Para Ana Lúcia, que também é advogada, desde que a lei foi sancionada, o conceito foi apropriado por uma lógica de mercado como um produto e o fenômeno da AP gerou uma demanda para a Psicologia: “desde a promulgação da Lei de AP houve uma disseminação desse conceito entre os operadores do direito que acabam usando-o como “estratégia” nos processos e também por Psicólogas(os), que passaram a produzir documentos comprobatórios de alienação parental”, explica.
Alienação Parental e a falta de respaldo científico
“A Alienação Parental é apenas um conceito descritivo que ainda não alcançou o status de um construto psicológico, e que, portanto, não é reconhecido cientificamente”, explica Ana Lúcia, que se baseia nas classificações da Organização Mundial da Saúde (OMS) — que, por sua vez, não reconhece a Alienação Parental como distúrbio, transtorno ou categoria diagnóstica.
A falta de amparo científico também prejudica a averiguação desses casos. A dificuldade em avaliar se uma criança ou adolescente está em uma situação que se enquadra no conceito de AP demanda atenção redobrada por parte da(o) Psicóloga(o) que examina o caso.
Na visão de Rosali Terezinha Fedrigo (CRP-08/25754) – profissional credenciada pelo TJPR como perita psicológica – a falta de cientificidade para confirmar as alegações nos processos dificulta a atuação das(os) profissionais que analisam os casos. Segundo a Psicóloga, essa falta exige diferentes maneiras de avaliar os casos e “faz com que (a)o profissional de Psicologia busque indícios de conduta alienadora através de relatos verbalizados ou não de todas as pessoas envolvidas para avaliar a veracidade”, explica. Na análise desses casos, destaca-se, por exemplo, a atenção especial à linguagem que a criança utiliza ao falar sobre os pais – o que permite identificar se a maneira de se expressar condiz com a idade da criança ou se ela reproduz um discurso alheio.
Movimentos contrários à lei
No Brasil, há movimentos organizados que clamam pela revogação da lei por entenderem que o objetivo que deveria cumprir – a proteção da criança e/ou do adolescente – foi deturpado. Um dos movimentos mais ativos nessa causa é o coletivo Mães nas Lutas que alega, em seu site, que a aplicação da lei pelo judiciário tende a punir a mãe, constituindo assim uma violência institucional contra as mulheres — que, por vezes, sofrem com medidas como reversão da guarda, suspensão da autoridade parental e até perda do poder familiar.

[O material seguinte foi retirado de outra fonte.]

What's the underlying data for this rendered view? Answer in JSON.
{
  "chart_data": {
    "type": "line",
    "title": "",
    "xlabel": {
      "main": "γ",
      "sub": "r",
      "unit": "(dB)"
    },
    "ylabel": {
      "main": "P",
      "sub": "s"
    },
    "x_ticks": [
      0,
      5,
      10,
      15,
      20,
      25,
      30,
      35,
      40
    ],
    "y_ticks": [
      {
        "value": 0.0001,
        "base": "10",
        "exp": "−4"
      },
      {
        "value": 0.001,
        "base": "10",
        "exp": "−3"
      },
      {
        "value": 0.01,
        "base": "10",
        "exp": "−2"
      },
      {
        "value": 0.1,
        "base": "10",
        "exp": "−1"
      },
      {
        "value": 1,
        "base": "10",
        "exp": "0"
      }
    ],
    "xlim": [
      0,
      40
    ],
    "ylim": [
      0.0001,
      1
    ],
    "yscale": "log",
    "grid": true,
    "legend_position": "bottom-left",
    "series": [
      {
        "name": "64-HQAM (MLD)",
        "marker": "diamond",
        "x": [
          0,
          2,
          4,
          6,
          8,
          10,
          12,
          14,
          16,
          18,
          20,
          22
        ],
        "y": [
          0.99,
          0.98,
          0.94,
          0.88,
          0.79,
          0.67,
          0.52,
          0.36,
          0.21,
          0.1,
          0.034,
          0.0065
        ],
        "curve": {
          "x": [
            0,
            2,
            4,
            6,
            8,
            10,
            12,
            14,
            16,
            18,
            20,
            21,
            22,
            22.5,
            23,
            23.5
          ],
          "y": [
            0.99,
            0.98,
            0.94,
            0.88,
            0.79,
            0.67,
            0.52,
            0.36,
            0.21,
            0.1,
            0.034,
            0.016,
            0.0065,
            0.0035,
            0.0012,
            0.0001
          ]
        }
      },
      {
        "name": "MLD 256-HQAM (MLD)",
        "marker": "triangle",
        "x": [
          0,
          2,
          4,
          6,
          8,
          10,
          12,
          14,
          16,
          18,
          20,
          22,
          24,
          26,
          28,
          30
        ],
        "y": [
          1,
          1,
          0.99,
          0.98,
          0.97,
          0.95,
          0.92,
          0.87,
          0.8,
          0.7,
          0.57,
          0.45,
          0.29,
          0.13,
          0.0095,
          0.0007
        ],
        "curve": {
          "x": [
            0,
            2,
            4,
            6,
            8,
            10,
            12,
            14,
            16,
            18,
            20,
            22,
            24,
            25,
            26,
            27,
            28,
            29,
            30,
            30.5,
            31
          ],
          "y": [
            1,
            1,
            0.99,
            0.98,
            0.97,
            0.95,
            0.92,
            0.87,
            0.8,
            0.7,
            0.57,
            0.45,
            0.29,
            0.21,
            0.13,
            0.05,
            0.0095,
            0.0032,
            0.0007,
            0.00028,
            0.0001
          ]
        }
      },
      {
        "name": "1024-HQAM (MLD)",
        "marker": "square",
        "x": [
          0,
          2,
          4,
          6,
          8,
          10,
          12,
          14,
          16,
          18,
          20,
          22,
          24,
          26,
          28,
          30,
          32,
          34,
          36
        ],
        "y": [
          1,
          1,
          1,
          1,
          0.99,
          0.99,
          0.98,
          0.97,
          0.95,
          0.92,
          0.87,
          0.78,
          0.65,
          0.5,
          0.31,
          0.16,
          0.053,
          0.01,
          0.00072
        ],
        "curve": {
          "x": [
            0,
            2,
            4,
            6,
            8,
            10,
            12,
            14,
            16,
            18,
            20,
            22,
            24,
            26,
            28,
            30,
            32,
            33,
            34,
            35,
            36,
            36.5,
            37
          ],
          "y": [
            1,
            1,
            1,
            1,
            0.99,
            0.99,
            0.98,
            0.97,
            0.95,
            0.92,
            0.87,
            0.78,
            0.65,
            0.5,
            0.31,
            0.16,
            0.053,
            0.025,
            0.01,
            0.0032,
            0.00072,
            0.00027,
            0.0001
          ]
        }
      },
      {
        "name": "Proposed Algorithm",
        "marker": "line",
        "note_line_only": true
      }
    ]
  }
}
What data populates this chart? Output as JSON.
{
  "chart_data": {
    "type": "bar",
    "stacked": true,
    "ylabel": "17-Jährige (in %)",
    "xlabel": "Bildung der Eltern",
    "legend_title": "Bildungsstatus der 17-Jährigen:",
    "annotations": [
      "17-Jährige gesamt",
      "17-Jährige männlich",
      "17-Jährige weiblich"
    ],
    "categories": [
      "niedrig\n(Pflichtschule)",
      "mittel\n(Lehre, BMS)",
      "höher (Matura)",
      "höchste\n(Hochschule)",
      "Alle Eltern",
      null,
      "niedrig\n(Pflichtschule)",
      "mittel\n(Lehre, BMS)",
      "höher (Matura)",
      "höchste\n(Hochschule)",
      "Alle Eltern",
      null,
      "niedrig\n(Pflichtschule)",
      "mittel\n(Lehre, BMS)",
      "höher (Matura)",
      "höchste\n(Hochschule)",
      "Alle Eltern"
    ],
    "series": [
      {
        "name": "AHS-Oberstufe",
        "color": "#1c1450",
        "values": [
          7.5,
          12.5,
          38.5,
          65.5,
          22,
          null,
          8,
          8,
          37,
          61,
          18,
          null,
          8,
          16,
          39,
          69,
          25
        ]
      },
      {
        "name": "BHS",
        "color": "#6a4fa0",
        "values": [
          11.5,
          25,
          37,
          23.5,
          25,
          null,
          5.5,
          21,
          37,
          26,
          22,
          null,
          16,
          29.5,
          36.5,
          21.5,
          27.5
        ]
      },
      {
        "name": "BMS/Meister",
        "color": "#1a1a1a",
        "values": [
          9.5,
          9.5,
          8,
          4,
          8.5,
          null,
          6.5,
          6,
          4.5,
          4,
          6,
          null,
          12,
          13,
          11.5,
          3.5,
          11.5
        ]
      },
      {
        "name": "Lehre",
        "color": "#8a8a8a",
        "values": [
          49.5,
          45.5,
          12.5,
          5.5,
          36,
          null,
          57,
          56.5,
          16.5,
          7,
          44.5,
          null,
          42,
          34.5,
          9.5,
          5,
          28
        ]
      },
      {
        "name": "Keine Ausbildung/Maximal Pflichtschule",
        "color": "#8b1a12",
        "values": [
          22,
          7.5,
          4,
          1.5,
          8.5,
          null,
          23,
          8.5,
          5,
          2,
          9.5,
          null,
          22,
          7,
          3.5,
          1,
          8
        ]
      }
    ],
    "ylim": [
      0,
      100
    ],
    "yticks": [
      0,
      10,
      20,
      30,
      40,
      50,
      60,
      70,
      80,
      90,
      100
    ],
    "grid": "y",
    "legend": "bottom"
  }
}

A Lei de Alienação Parental (LAP) também divide opiniões no poder Legislativo. Entre os deputados e senadores, não há consenso e existe, hoje, um movimento, no Congresso, que pede a revogação da lei por entender que ela pode ser usada de maneira a subverter o que tenta assegurar.
O Projeto de Lei do Senado n° 498, de 2018, proposto após a CPI dos Maus Tratos, prevê a revogação da lei “por considerar que (a lei) tem propiciado o desvirtuamento do propósito protetivo da criança ou adolescente, submetendo-os a abusadores”. No entanto, a Senadora Leila Barros (PSB/DF) — relatora do projeto de lei — propôs, neste ano, um substitutivo a esse projeto, pedindo a correção de brechas da lei em vez de sua revogação. No site do Senado, é possível opinar sobre o projeto que, até o momento, possui mais opiniões favoráveis à revogação do que contra — no entanto, a vantagem é pequena, fato que reforça a falta de consenso em torno da lei.